L'autonomia delle Regioni leghiste frenata dai grillini, la Tav osteggiata dai 5 stelle e sponsorizzata dalla Lega, il salario minimo e la flat tax, i silenzi e gli imbarazzi sulle influenze russe. Ma a spaccare la coalizione di governo per primo è stato il caso Siri. Il sottosegretario leghista alle Infrastrutture «cacciato» dal premier Giuseppe Conte su insistenze grilline per il presunto coinvolgimento nel caso di corruzione per l'eolico con l'imprenditore Paolo Arata e i due Nicastri. Siri è «rispuntato» al fianco del vice premier Matteo Salvini lo scorso lunedì al Viminale per illustrare alle parti sociali il piano del Carroccio sulla flat tax. I grillini hanno storto il naso, il presidente del Consiglio ha rappresentato i malumori della parte stellata della maggioranza: «Se si tratta di un incontro di partito, ci sta bene la presenza di Siri.

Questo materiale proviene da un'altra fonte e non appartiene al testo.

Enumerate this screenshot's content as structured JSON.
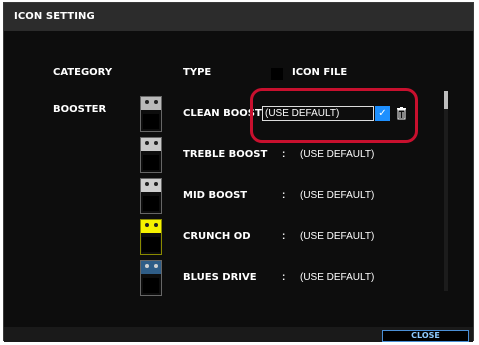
{
  "dialog": {
    "title": "ICON SETTING",
    "headers": {
      "category": "CATEGORY",
      "type": "TYPE",
      "icon_file": "ICON FILE"
    },
    "category": "BOOSTER",
    "rows": [
      {
        "type": "CLEAN BOOST",
        "value": "(USE DEFAULT)",
        "pedal_color": "#b9b9b9"
      },
      {
        "type": "TREBLE BOOST",
        "value": "(USE DEFAULT)",
        "pedal_color": "#c9c9c9"
      },
      {
        "type": "MID BOOST",
        "value": "(USE DEFAULT)",
        "pedal_color": "#cfcfcf"
      },
      {
        "type": "CRUNCH OD",
        "value": "(USE DEFAULT)",
        "pedal_color": "#f6f200"
      },
      {
        "type": "BLUES DRIVE",
        "value": "(USE DEFAULT)",
        "pedal_color": "#2f5d87"
      }
    ],
    "separator": ":",
    "selected_row_index": 0,
    "close_label": "CLOSE"
  },
  "colors": {
    "dialog_bg": "#0d0d0d",
    "titlebar_bg": "#2c2c2c",
    "accent_blue": "#1e90ff",
    "highlight_red": "#c8102e",
    "close_text": "#8ecbff"
  },
  "icons": {
    "confirm": "check-icon",
    "delete": "trash-icon"
  }
}
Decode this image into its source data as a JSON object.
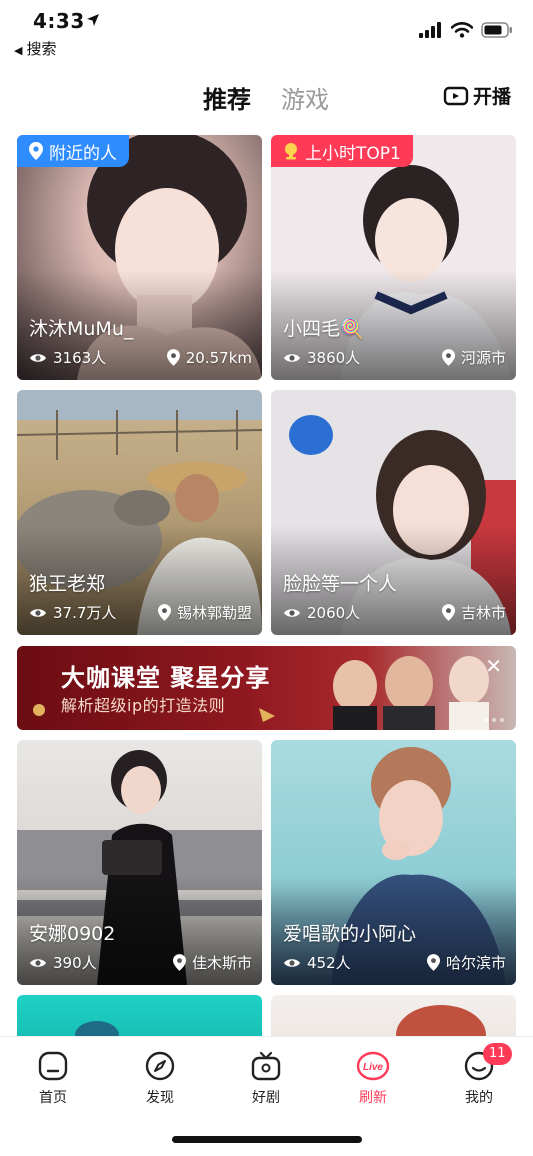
{
  "status_bar": {
    "time": "4:33",
    "back_label": "搜索"
  },
  "header": {
    "tabs": [
      {
        "label": "推荐",
        "active": true
      },
      {
        "label": "游戏",
        "active": false
      }
    ],
    "live_button": "开播"
  },
  "cards": [
    {
      "badge": "附近的人",
      "badge_color": "#2f8cff",
      "name": "沐沐MuMu_",
      "viewers": "3163人",
      "location": "20.57km"
    },
    {
      "badge": "上小时TOP1",
      "badge_color": "#ff3a57",
      "name": "小四毛🍭",
      "viewers": "3860人",
      "location": "河源市"
    },
    {
      "badge": "",
      "name": "狼王老郑",
      "viewers": "37.7万人",
      "location": "锡林郭勒盟"
    },
    {
      "badge": "",
      "name": "脸脸等一个人",
      "viewers": "2060人",
      "location": "吉林市"
    },
    {
      "badge": "",
      "name": "安娜0902",
      "viewers": "390人",
      "location": "佳木斯市"
    },
    {
      "badge": "",
      "name": "爱唱歌的小阿心",
      "viewers": "452人",
      "location": "哈尔滨市"
    }
  ],
  "banner": {
    "title": "大咖课堂 聚星分享",
    "subtitle": "解析超级ip的打造法则"
  },
  "bottom_nav": {
    "items": [
      {
        "label": "首页",
        "icon": "home-icon"
      },
      {
        "label": "发现",
        "icon": "compass-icon"
      },
      {
        "label": "好剧",
        "icon": "tv-icon"
      },
      {
        "label": "刷新",
        "icon": "live-refresh-icon",
        "active": true
      },
      {
        "label": "我的",
        "icon": "smile-face-icon",
        "badge": "11"
      }
    ]
  },
  "colors": {
    "accent": "#ff3a57",
    "nearby_badge": "#2f8cff"
  }
}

Se è un vertice di governo, non ci sta bene».
Sul tavolo la questione giudiziaria, che in queste ore torna in primo piano. Con l'intercettazione della «discordia». «Gli do 30mila euro perché sia chiaro tra di noi, io ad Armando Siri, ve lo dico...». È lo stralcio dell'«ambientale» riconducibile ad Arata, imprenditore dell'eolico ed ex parlamentare di Fi, che nel settembre 2018, parlando con suo figlio Francesco e con Manlio Nicastri, figlio dell'imprenditore Vito, suo socio in affari, tira in ballo il senatore leghista, ex sottosegretario alle Infrastrutture, indagato a Roma per corruzione. La conversazione è tra gli atti depositati al vaglio del gip Emanuela Attura che ha fissato per giovedì 25 luglio l'incidente probatorio per cristallizzare (e attribuirne valore di prova in caso di processo) quanto dichiarato l'8 luglio ai pm romani dallo stesso Vito Nicastri che ha riferito del colloquio con Arata. «All'epoca stavo in carcere, era mio figlio che parlava con Arata - spiega Nicastri - E mio figlio mi ha detto che Arata avrebbe fatto un regalo a Siri se l'emendamento fosse passato. Un regalo che ritengo fosse quantificabile in 30mila euro. Arata non disdegnava di pagare. Come anche io». Le indagini del procuratore aggiunto Paolo Ielo e del pm Mario Palazzi sono tuttora in corso per capire se le parole di Arata siano o no millanterie, come sostengono i legali dell'ex sottosegretario. Siri che, dal canto suo, ha sempre negato qualunque coinvolgimento. Per il reato di corruzione l'ordinamento giuridico prevede che sia sufficiente la promessa, al di là del fatto che si sia concretizzata o meno.
La novità che emerge dalla Procura è che il tentativo avrebbe delle conferme. Nicastri, considerato dai pm di Palermo vicino a Cosa Nostra, da alcune settimane ha iniziato a collaborare con gli inquirenti e ai magistrati romani ha ammesso di aver saputo dal suo socio in affari della promessa di tangente diretta a Siri in cambio di alcuni emendamenti da inserire in provvedimenti normativi.
Anche il figlio Manlio che, sentito dai pm della Capitale, ha confermato la versione del padre. «C'ero pure io quella sera - ha detto - Siri non è stato pagato, ma Arata mi disse di avergli promesso 30mila euro se l'emendamento fosse passato». Pure lui sarà sentito giovedì, alla presenza del gip.